Ben Werd on journaling in private with friends. I’d like this. This gave me a curious idea: an unlisted RSS feed with no web counterpart. Similar to the occasional RSS-only posts that some folks do on their blogs, but with post URLs that don’t actually go anywhere. Effectively private without having to deal with authentication. (For the paranoid, maybe each reader gets their own unique URL to make it easy to track down any leaks and give the whole thing an espionage vibe.) Maybe I’ll do this someday.

Dorian Taylor on programmable software being accessible software. In particular the bit about “no UI without API”: “Every meaningful thing you can do to the application state in the user interface should correspond to exactly one subroutine, appropriately parametrized.” Which makes me think about Blender’s Python API — whenever you do something in the UI, there’s a log that shows how to do that action via the API. (Or at least there was; I haven’t checked recently to see if it’s still there.)
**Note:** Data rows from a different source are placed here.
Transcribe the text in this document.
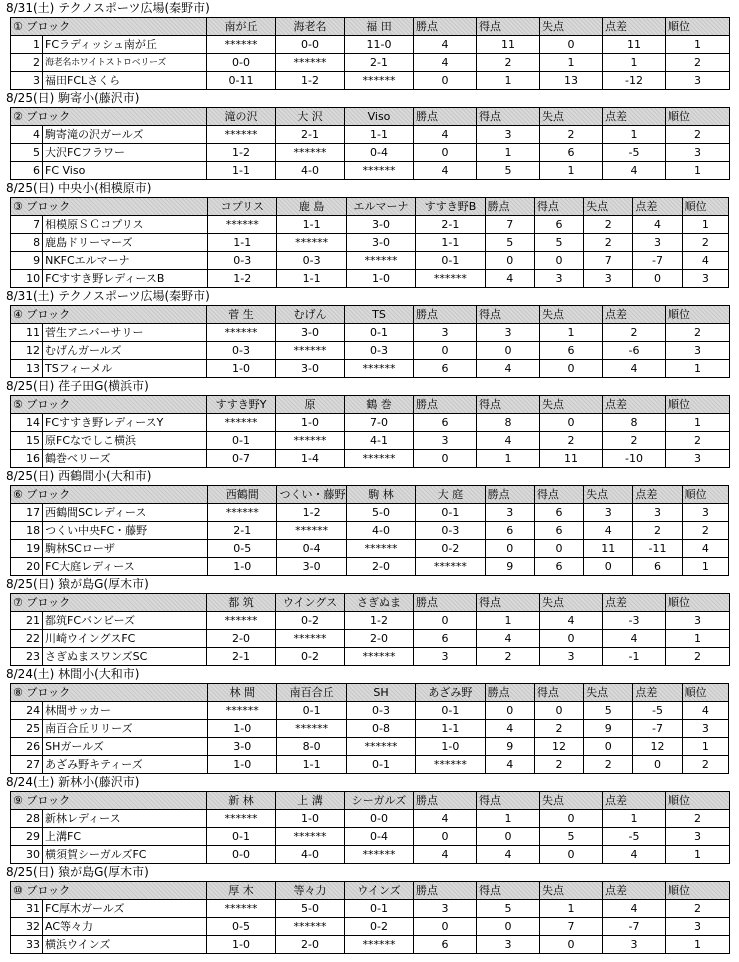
8/31(土) テクノスポーツ広場(秦野市)
① ブロック		南が丘	海老名	福 田	勝点	得点	失点	点差	順位
1	FCラディッシュ南が丘	******	0-0	11-0	4	11	0	11	1
2	海老名ホワイトストロベリーズ	0-0	******	2-1	4	2	1	1	2
3	福田FCLさくら	0-11	1-2	******	0	1	13	-12	3
8/25(日) 駒寄小(藤沢市)
② ブロック		滝の沢	大 沢	Viso	勝点	得点	失点	点差	順位
4	駒寄滝の沢ガールズ	******	2-1	1-1	4	3	2	1	2
5	大沢FCフラワー	1-2	******	0-4	0	1	6	-5	3
6	FC Viso	1-1	4-0	******	4	5	1	4	1
8/25(日) 中央小(相模原市)
③ ブロック		コプリス	鹿 島	エルマーナ	すすき野B	勝点	得点	失点	点差	順位
7	相模原ＳＣコプリス	******	1-1	3-0	2-1	7	6	2	4	1
8	鹿島ドリーマーズ	1-1	******	3-0	1-1	5	5	2	3	2
9	NKFCエルマーナ	0-3	0-3	******	0-1	0	0	7	-7	4
10	FCすすき野レディースB	1-2	1-1	1-0	******	4	3	3	0	3
8/31(土) テクノスポーツ広場(秦野市)
④ ブロック		菅 生	むげん	TS	勝点	得点	失点	点差	順位
11	菅生アニバーサリー	******	3-0	0-1	3	3	1	2	2
12	むげんガールズ	0-3	******	0-3	0	0	6	-6	3
13	TSフィーメル	1-0	3-0	******	6	4	0	4	1
8/25(日) 荏子田G(横浜市)
⑤ ブロック		すすき野Y	原	鶴 巻	勝点	得点	失点	点差	順位
14	FCすすき野レディースY	******	1-0	7-0	6	8	0	8	1
15	原FCなでしこ横浜	0-1	******	4-1	3	4	2	2	2
16	鶴巻ベリーズ	0-7	1-4	******	0	1	11	-10	3
8/25(日) 西鶴間小(大和市)
⑥ ブロック		西鶴間	つくい・藤野	駒 林	大 庭	勝点	得点	失点	点差	順位
17	西鶴間SCレディース	******	1-2	5-0	0-1	3	6	3	3	3
18	つくい中央FC・藤野	2-1	******	4-0	0-3	6	6	4	2	2
19	駒林SCローザ	0-5	0-4	******	0-2	0	0	11	-11	4
20	FC大庭レディース	1-0	3-0	2-0	******	9	6	0	6	1
8/25(日) 猿が島G(厚木市)
⑦ ブロック		都 筑	ウイングス	さぎぬま	勝点	得点	失点	点差	順位
21	都筑FCバンビーズ	******	0-2	1-2	0	1	4	-3	3
22	川崎ウイングスFC	2-0	******	2-0	6	4	0	4	1
23	さぎぬまスワンズSC	2-1	0-2	******	3	2	3	-1	2
8/24(土) 林間小(大和市)
⑧ ブロック		林 間	南百合丘	SH	あざみ野	勝点	得点	失点	点差	順位
24	林間サッカー	******	0-1	0-3	0-1	0	0	5	-5	4
25	南百合丘リリーズ	1-0	******	0-8	1-1	4	2	9	-7	3
26	SHガールズ	3-0	8-0	******	1-0	9	12	0	12	1
27	あざみ野キティーズ	1-0	1-1	0-1	******	4	2	2	0	2
8/24(土) 新林小(藤沢市)
⑨ ブロック		新 林	上 溝	シーガルズ	勝点	得点	失点	点差	順位
28	新林レディース	******	1-0	0-0	4	1	0	1	2
29	上溝FC	0-1	******	0-4	0	0	5	-5	3
30	横須賀シーガルズFC	0-0	4-0	******	4	4	0	4	1
8/25(日) 猿が島G(厚木市)
⑩ ブロック		厚 木	等々力	ウインズ	勝点	得点	失点	点差	順位
31	FC厚木ガールズ	******	5-0	0-1	3	5	1	4	2
32	AC等々力	0-5	******	0-2	0	0	7	-7	3
33	横浜ウインズ	1-0	2-0	******	6	3	0	3	1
Speaking of which, Blender 4.0 was released. The fractal noise on the Voronoi texture node looks yum. I’ll admit to being a smidge sad to see Inter replace the Deja Vu Sans as the UI font, but I’ll cope.

Robin Berjon’s series on reimagining parts of the web. The web tiles idea is intriguing.

Jeff Sandberg on CSS being fun again. I need to make time to get familiar with all the new dazzle in CSS land. (I’ve read about most of it, but I haven’t gotten it into my fingers yet.)